4 | DISCUSSION
The tropical tree species Tabebuia rosea showed clear signs of photosynthetic acclimation to elevated temperature and CO2: treatment plants had moderately higher thermal optima for photosynthetic parameters VCMax and JMax, and downregulated respiration rates at high temperature, thereby improving photosynthetic performance at treatment conditions and supporting our hypothesis of acclimation. Higher thermal optima of net photosynthesis were observed regardless of measurement CO2 concentration, indicating that the shift in the optimum temperature was not solely due to suppression of photorespiration by elevated CO2 in the treatment dome. The observed reduction in VCMax in treatment plants is consistent with acclimation to elevated CO2. However, reduced VCMax has also been observed as a result of warming alone—e.g. in (sub-) tropical Eucalyptus provenances (Crous et al. 2018)—suggesting that the observed decrease in VCMax can be related to increased CO2, increased temperature, or a combination of the two. Indeed, in the tropical tree species A. glandulosa neither warming nor elevated CO2 significantly reduced VCMax, but the combination of the two did (Fauset et al. 2018)., In contrast to common observations in studies in which only CO2 is increased (e.g., Ainsworth & Rogers 2007; Klein & Ramon 2019), stomatal conductance and stomatal density were not reduced in our combined warming and CO2 enrichment experiment, suggesting that the CO2 effect may be temperature dependent.
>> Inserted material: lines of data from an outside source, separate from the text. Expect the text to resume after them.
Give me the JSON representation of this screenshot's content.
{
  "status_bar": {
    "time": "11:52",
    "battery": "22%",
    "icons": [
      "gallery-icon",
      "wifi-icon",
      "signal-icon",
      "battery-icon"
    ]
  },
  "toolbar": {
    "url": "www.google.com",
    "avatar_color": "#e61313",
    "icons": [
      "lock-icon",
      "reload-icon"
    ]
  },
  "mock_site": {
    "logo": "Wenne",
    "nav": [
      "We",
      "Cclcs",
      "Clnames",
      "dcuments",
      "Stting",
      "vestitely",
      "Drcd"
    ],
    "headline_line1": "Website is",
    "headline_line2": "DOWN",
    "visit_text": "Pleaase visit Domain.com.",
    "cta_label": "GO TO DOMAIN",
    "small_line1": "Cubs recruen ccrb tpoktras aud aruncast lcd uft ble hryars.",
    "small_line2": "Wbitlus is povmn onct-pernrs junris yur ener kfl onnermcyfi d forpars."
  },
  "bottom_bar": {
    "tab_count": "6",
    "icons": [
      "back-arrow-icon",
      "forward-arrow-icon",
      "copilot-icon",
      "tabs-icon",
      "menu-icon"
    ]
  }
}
As hypothesized, net photosynthesis of leaves developed under control conditions and transferred to treatment conditions for 1–2 weeks, did not acclimate to the same extent as leaves that had developed under treatment conditions, as indicated by smaller shifts in temperature optima, and greater overlap in the credible intervals of parameter estimates. We did not find support for our hypothesis that stomatal conductance would exert stronger control over net photosynthesis under treatment conditions; plants were not more inhibited by low stomatal conductance under treatment conditions than under control conditions. Accounting for stomatal conductance by examining temperature responses at a fixed Ci showed that stomatal conductance had only a small influence on TOpt, as the shifts in TOpt were comparable for P270 and P505 as they were for P400 and P800. The activation of Rubisco was not limiting net photosynthesis under growth conditions, neither in control nor treatment plants, but transferred plants exhibited signs of Rubsico activase limitation. Collectively, these results indicate that T. roseaplants exhibited strong acclimation to the combined effects of 4°C warming and doubling of CO2. Acclimation appeared to be underpinned by changes in the biochemical parameters, particularly in shifts in TOpt of VCMax associated with adjustment of ΔS.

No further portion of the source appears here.